The Tibetan frontier continued in a disturbed condition. The great lamaseries of North-Western Yunan rose against the Chinese, and on August 3 Consul Litton reported from Teng-yueh that the rebellion was the work of the exiled Dalai Lama’s partisans. He said it was easy to raise disorders, particularly on account of the ill-judged attempt of the Szechuan authorities to force their jurisdiction on the Batang people. Mr. Forrest, a botanist who was travelling in the district at the time, wrote to Mr. Litton that, so far as the Chinese military were concerned, the whole affair had now become a mere squeezing and looting expedition. The disorderly character of the Chinese troops and the corruption of their officers constituted, he said, a serious danger, because the whole country might be raised thereby.
With more information before him, Mr. Litton wrote, on August 12, that the reason why the great lamaseries which in the previous May, when there were no Chinese troops at Atentse, had refused to join the Batang insurgents had now risen against the Chinese was to be sought in the violence and extortion of the Chinese Prefect. He had been at Atentse since the end of May with some 400 or 500 troops, who had been looting everywhere, which was hardly surprising when, according to a French priest living in the district, he received neither men nor money from his Government in spite of his warnings of the growing seriousness of the situation. Mr. Litton observed, further, that this was the third serious rebellion which had occurred in Yunan during the three years of Viceroy Ting’s tenure of office, and that none of these rebellions would have occurred if the most ordinary efficiency and honesty had been exercised. Viceroy Ting’s government, he said, was a calamity to his own people and a nuisance to his neighbours.

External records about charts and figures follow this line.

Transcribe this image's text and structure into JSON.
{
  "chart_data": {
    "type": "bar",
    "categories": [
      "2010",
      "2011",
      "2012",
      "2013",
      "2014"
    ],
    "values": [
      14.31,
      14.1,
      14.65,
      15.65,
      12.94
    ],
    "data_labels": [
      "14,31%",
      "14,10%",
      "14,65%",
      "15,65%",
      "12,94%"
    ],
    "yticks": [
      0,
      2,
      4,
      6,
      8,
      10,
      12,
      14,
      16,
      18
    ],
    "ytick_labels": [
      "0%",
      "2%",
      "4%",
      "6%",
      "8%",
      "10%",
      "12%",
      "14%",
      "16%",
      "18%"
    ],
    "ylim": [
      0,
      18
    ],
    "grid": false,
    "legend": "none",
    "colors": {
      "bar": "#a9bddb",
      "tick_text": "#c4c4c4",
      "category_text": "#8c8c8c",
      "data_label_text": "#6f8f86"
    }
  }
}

Only three days after he wrote this he received a report that Mr. Forrest, together with Pères Dubernard and Bourdonné, had been murdered.
The Chinese, in face of these occurrences, now took strong measures to put down the insurrection. Chao Erh-Feng, then Director of the Railway Bureau, and now Resident for Tibet, was ordered in April, 1905, to proceed with 1,000 foreign-drilled troops, and 2,000 more which he could raise on the way, to Tachien-lu. Some difficulty was experienced in collecting together the necessary troops, but in August it was reported that the Tibetans had suffered a reverse near the Batang frontier, and that the Chinese Commander was then at Batang itself. Later information showed that, in consequence of Chao’s severity and breach of faith, a serious revolt had again broken out in Batang, that Chao’s position was critical, and reinforcements were being hurriedly despatched from Chengtu in response to an urgent demand for them which he had addressed to the Viceroy. But he eventually established his position there, and, as will be related below, converted it from a self-ruling State into a Chinese district.
In January, 1906, Chao set off with some 2,000 foreign-drilled troops, equipped with rifles of German pattern and four field-guns, for Hsiang Cheng, a lamasery at one time the home of over 2,000 Lamas. It is situated about a week’s journey south-east of Batang on a high plateau surrounded by mountains, and the territory under its sway had so far been prohibited to Chinese, any who did enter being skinned alive. In the winter of 1905 a small Chinese official with twenty soldiers had come to this stronghold with a summons to the Abbot to swear his allegiance to China, but the Lamas had treated him with contumely.